Cambodia has reported stabilising levels of infection, along with decreasing levels of high-risk behaviour. HIV prevalence among pregnant women in major urban areas declined slightly from 3.2% in 1996 to 2.8% in 2002. Prevalence among sex workers declined from 42% in 1998 to 29% in 2002, according to the latest surveillance data, with the decline most pronounced among sex workers under 20.

China

China still has a low HIV prevalence of about 0.1% and UNAIDS estimates that there are about 830,000 people with HIV in this, the world’s most populous country. However, it also says that unless effective responses rapidly take hold, a total of ten million Chinese will have acquired HIV by the end of this decade. HIV was originally concentrated among injecting drug users in peripheral provinces such as Yunnan and Xinjiang and later erupted into Henan province in mid-China via the selling of infected blood. It has now spread to all 31 provinces. HIV prevalence among Yunnan drug injectors is 21%.
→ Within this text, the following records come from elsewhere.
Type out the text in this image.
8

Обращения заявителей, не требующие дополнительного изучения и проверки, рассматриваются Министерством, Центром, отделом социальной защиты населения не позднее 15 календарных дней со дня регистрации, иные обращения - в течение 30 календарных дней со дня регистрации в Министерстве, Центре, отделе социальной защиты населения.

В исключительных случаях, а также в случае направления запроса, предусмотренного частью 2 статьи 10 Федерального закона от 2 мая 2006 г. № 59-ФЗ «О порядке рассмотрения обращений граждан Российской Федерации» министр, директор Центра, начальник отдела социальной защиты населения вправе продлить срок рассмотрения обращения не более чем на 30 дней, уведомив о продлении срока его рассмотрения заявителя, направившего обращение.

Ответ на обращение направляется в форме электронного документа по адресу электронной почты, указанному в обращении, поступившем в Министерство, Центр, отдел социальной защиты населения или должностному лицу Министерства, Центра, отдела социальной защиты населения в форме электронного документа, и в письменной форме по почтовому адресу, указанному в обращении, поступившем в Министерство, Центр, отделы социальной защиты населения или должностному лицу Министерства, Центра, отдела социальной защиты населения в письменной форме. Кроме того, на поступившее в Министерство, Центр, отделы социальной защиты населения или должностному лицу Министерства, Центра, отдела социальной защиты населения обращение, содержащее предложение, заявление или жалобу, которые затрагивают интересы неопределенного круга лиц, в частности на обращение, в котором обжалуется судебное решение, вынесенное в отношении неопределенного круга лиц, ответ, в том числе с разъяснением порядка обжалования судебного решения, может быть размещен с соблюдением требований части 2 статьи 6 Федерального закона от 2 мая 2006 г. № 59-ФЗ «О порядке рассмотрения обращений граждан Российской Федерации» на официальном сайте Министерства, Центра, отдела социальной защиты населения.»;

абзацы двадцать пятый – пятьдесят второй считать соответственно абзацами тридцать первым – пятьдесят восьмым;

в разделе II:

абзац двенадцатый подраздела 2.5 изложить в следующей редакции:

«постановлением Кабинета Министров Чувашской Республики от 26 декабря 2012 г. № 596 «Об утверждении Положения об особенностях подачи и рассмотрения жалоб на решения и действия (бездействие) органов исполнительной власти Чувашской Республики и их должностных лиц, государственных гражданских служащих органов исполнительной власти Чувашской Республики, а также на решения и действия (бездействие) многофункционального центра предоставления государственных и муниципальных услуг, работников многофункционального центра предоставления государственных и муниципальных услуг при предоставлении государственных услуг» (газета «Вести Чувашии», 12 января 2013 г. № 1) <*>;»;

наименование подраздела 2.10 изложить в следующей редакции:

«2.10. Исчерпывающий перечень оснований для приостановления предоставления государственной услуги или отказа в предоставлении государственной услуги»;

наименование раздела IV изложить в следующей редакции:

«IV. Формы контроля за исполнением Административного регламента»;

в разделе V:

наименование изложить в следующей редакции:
There are also signs of heterosexually transmitted HIV epidemics spreading in at least three provinces (Yunnan, Guangxi and Guangdong) where HIV prevalence in 2000 was as high as 11% among sentinel sex worker populations. Many sex workers inject drugs and in Sichuan province only 40% reported using condoms with clients.

The onward sexual transmission of HIV by people who became infected when they sold their blood to collecting centres that ignored basic blood-donation safety procedures poses a massive challenge, as does the need to provide them with treatment and care.
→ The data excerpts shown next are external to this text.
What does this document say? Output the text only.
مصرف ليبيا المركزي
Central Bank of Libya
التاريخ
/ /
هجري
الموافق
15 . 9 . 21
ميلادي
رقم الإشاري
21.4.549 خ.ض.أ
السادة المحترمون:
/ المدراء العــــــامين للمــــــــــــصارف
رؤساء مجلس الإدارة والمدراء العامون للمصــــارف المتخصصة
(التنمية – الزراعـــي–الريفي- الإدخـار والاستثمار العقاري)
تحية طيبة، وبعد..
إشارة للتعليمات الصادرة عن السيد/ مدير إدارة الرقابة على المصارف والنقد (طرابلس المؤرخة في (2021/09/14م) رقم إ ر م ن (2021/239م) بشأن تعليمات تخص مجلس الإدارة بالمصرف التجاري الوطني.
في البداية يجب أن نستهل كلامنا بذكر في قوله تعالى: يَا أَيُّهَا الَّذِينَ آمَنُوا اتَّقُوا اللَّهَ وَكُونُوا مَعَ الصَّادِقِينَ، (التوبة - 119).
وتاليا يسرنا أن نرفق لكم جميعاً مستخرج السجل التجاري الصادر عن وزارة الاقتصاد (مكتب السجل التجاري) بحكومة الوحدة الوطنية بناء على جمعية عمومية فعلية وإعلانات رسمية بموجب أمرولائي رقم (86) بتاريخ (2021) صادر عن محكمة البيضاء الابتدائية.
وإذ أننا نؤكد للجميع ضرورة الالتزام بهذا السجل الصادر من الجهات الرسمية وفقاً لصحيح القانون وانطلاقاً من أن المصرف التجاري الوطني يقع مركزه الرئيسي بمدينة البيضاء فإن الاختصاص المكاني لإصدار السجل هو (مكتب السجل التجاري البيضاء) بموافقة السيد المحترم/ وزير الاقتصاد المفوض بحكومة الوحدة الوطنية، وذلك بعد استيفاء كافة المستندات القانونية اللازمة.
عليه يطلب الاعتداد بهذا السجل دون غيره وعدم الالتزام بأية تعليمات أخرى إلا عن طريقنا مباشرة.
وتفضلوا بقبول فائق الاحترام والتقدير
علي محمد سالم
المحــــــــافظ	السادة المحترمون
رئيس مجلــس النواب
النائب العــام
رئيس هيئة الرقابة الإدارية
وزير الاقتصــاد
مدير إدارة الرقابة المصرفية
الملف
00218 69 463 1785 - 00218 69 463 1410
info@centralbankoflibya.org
As in much of the rest of Asia the contribution of men who have sex with men is unknown. A rare survey in Beijing found prevalence of 2% among gay men.

Unlike India, there are still very low rates of HIV awareness in parts of China. However there are signs that China’s strong centralised government is now waking up to its potential HIV problem. Condom distribution schemes have taken off in cities like Guandong.

Japan

There are an estimated 12,000 people living with HIV/ AIDS, or 0.02% of the adult population. However annual incidence has doubled since 1992 and has risen by 2,000 since 2002. There has been a marked shift in the proportion of transmission due to homosexual sex, which has risen to more than double the proportion due to heterosexual sex; until 1999 the proportions were equal.

Indonesia

Another vast and varied country, Indonesia is still a low-prevalence area for HIV but in the last few years has seen an explosive epidemic happening among injecting drug users. Rates among IDUs in the capital, Jakarta, rose from 8% in 1998 to 48% in 2001 and have stayed at that level, but even in far-flung areas like Kalimantan (Borneo) some surveys have shown that the majority of IDUs are now infected.
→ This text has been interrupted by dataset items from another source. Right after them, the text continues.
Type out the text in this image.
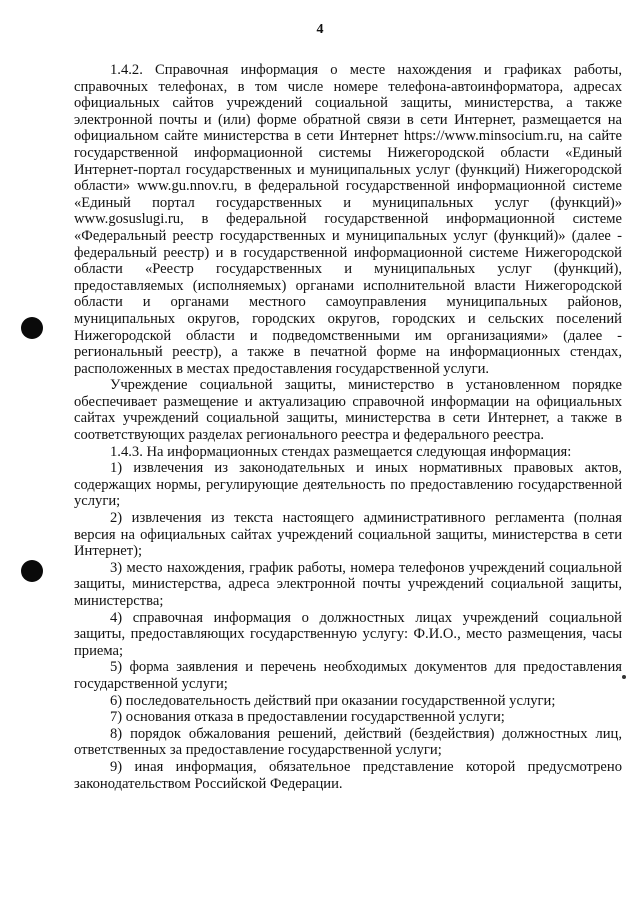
4

1.4.2. Справочная информация о месте нахождения и графиках работы, справочных телефонах, в том числе номере телефона-автоинформатора, адресах официальных сайтов учреждений социальной защиты, министерства, а также электронной почты и (или) форме обратной связи в сети Интернет, размещается на официальном сайте министерства в сети Интернет https://www.minsocium.ru, на сайте государственной информационной системы Нижегородской области «Единый Интернет-портал государственных и муниципальных услуг (функций) Нижегородской области» www.gu.nnov.ru, в федеральной государственной информационной системе «Единый портал государственных и муниципальных услуг (функций)» www.gosuslugi.ru, в федеральной государственной информационной системе «Федеральный реестр государственных и муниципальных услуг (функций)» (далее - федеральный реестр) и в государственной информационной системе Нижегородской области «Реестр государственных и муниципальных услуг (функций), предоставляемых (исполняемых) органами исполнительной власти Нижегородской области и органами местного самоуправления муниципальных районов, муниципальных округов, городских округов, городских и сельских поселений Нижегородской области и подведомственными им организациями» (далее - региональный реестр), а также в печатной форме на информационных стендах, расположенных в местах предоставления государственной услуги.

Учреждение социальной защиты, министерство в установленном порядке обеспечивает размещение и актуализацию справочной информации на официальных сайтах учреждений социальной защиты, министерства в сети Интернет, а также в соответствующих разделах регионального реестра и федерального реестра.

1.4.3. На информационных стендах размещается следующая информация:

1) извлечения из законодательных и иных нормативных правовых актов, содержащих нормы, регулирующие деятельность по предоставлению государственной услуги;

2) извлечения из текста настоящего административного регламента (полная версия на официальных сайтах учреждений социальной защиты, министерства в сети Интернет);

3) место нахождения, график работы, номера телефонов учреждений социальной защиты, министерства, адреса электронной почты учреждений социальной защиты, министерства;

4) справочная информация о должностных лицах учреждений социальной защиты, предоставляющих государственную услугу: Ф.И.О., место размещения, часы приема;

5) форма заявления и перечень необходимых документов для предоставления государственной услуги;

6) последовательность действий при оказании государственной услуги;

7) основания отказа в предоставлении государственной услуги;

8) порядок обжалования решений, действий (бездействия) должностных лиц, ответственных за предоставление государственной услуги;

9) иная информация, обязательное представление которой предусмотрено законодательством Российской Федерации.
For the situation in Irian Jaya (western New Guinea), see Papua New Guinea in the Australasia and the Pacific section.

Low-prevalence countries

Several highly populous countries in Asia still have low HIV prevalence and, as UNAIDS comments, have the opportunity to keep it that way with imaginative HIV prevention projects. An example is Bangladesh where needle-exchange programmes in cities like Dhaka have not only shown a decrease in needle reuse among participants but a ‘spin-off’ in the form of lower rates of unprotected sex too. Malaysia has just inaugurated needle-exchange – despite protests from conservative Islamists – and as its epidemic is still largely restricted to IDUs it stands a chance of staying a low-prevalence country. Pakistan and the Philippines face regular predictions of the eruption of HIV but so far have shown little sign of encroaching HIV prevalence even in high-risk groups like sex workers. In the Philippines the official number of cases of HIV stands at 2,200. UNAIDS estimates that 10,000 HIV-positive people lived in the country in 2003, but even so this is only just over 0.1% of the population. Risk behaviour points to a potential for an epidemic in some of these countries, but so far outreach campaigns seem to have contained HIV with, for instance, the rate of condom use among freelance sex workers in the Philippines increasing from 65 % in 1997 to 72% in 2000 and 80% in 2002. Pakistan saw its first outbreak of HIV among IDUs in 2004 but so far this does not seem to have spread to the rest of the population.